Die revolutionären Sozialist*innen von Anticapitalistas [1] haben ihren Kurs geändert [2] und über das Ausscheiden aus Podemos abgestimmt. [3] Dieser Schritt erfolgte sechs Jahre, nachdem sie geholfen hatten, Podemos zu initiieren [4] (eine breite Linkspartei im Spanischen Staat), und das Ergebnis der Abstimmung ist vier Monate, nachdem Pablo Iglesias die Partei in eine Koalitionsregierung mit der Spanischen Sozialistischen Arbeiterpartei (PSOE) geführt hatte [5], veröffentlicht worden. In einer Zeit, wo es im Spanischen Staat eine der höchsten Raten an Covid-19-Toten pro Kopf gibt (bis zum 14. Mai 27 104 Tote), stellen sich der Linken dort große Fragen, war der Spanische Staat doch einer der Orte, wo es breite und reale kämpferische Bewegungen, die weit in die Gesellschaft hineingereicht haben, kreative Prozesse und bedeutende Debatten über sozialistische Strategie und Organisierung gegeben hat.
(Nach „No Border News“)
Am 28. März ist ein Prozess interner Abstimmungen zu Ende gegangen, damit hat Anticapitalistas sich für das Ausscheiden aus Podemos entschieden. Bei einer Beteiligung von 79 % der Mitgliedschaft haben 89 % dafür gestimmt, 3 % dagegen und 7,5 % der Mitglieder haben sich enthalten. Wir haben beschlossen, mit der Veröffentlichung bis heute zu warten: Unsere Priorität war es, die Aufmerksamkeit auf die COVID-19-Pandemie zu richten, die das Land hart trifft und die schwächsten Schichten der Bevölkerung am härtesten betrifft.

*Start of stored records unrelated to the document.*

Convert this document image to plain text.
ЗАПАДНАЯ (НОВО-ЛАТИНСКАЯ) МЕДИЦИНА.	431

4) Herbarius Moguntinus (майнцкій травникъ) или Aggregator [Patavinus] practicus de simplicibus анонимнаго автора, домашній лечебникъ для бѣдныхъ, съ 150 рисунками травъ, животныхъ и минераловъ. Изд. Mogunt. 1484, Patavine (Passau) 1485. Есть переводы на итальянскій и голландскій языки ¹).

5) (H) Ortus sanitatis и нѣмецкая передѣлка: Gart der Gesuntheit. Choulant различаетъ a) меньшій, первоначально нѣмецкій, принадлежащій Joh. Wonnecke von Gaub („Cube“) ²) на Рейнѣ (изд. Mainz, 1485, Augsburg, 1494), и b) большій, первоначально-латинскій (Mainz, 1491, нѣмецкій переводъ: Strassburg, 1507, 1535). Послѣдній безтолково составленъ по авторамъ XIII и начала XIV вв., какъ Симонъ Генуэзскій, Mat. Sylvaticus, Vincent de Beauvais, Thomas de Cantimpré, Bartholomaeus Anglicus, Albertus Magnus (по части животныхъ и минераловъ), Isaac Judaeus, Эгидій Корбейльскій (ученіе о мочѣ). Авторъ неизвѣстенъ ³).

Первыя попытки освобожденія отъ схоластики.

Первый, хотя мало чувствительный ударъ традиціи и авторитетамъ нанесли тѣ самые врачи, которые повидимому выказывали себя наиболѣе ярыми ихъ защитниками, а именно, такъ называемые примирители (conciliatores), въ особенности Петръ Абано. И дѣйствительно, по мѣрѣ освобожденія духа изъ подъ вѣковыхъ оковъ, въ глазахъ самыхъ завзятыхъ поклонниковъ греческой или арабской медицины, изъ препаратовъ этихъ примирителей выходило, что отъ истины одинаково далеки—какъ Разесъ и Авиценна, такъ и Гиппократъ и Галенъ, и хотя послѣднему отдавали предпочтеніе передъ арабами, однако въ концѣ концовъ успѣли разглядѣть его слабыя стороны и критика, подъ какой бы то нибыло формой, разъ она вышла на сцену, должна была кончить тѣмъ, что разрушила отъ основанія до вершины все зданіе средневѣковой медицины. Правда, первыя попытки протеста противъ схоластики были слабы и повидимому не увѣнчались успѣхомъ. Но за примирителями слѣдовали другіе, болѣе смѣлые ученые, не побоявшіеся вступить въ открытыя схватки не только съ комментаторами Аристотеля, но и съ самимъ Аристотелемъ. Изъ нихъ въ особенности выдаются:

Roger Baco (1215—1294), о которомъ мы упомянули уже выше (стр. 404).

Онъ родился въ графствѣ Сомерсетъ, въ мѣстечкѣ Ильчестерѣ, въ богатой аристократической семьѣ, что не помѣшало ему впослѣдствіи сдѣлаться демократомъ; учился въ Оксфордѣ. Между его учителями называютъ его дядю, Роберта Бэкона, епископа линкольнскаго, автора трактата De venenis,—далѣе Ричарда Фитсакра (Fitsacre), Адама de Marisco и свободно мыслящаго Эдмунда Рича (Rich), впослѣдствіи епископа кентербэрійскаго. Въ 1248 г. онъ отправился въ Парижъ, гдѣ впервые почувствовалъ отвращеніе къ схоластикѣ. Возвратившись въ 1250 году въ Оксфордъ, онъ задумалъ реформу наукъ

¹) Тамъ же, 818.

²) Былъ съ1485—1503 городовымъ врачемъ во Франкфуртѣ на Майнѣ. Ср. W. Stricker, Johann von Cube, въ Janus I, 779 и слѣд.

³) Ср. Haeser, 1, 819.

Als Mitbegründer*innen dieser Organisation war es eine kollektive Erfahrung voller Interesse und wird immer Teil unserer Geschichte sowie der Geschichte von Podemos sein. Die Ziele, die uns dazu veranlasst haben, an der Gründung dieser Organisation mitzuwirken, sind in der ganzen Welt bekannt. Es war notwendig, ein breites und radikal demokratisches politisches Subjekt zu formen, das eng mit den Kämpfen und mit den sozialen Bewegungen verbunden war und das in der Lage war, die wirtschaftliche, kulturelle und politische Macht der Eliten herauszufordern und die Auswirkungen eines aggressiven und unkontrollierten Neoliberalismus umzukehren. Natürlich in der Perspektive, eine gesamtpolitische Alternative zum ökozidalen und patriarchalischen Kapitalismus zu denken und aufzubauen.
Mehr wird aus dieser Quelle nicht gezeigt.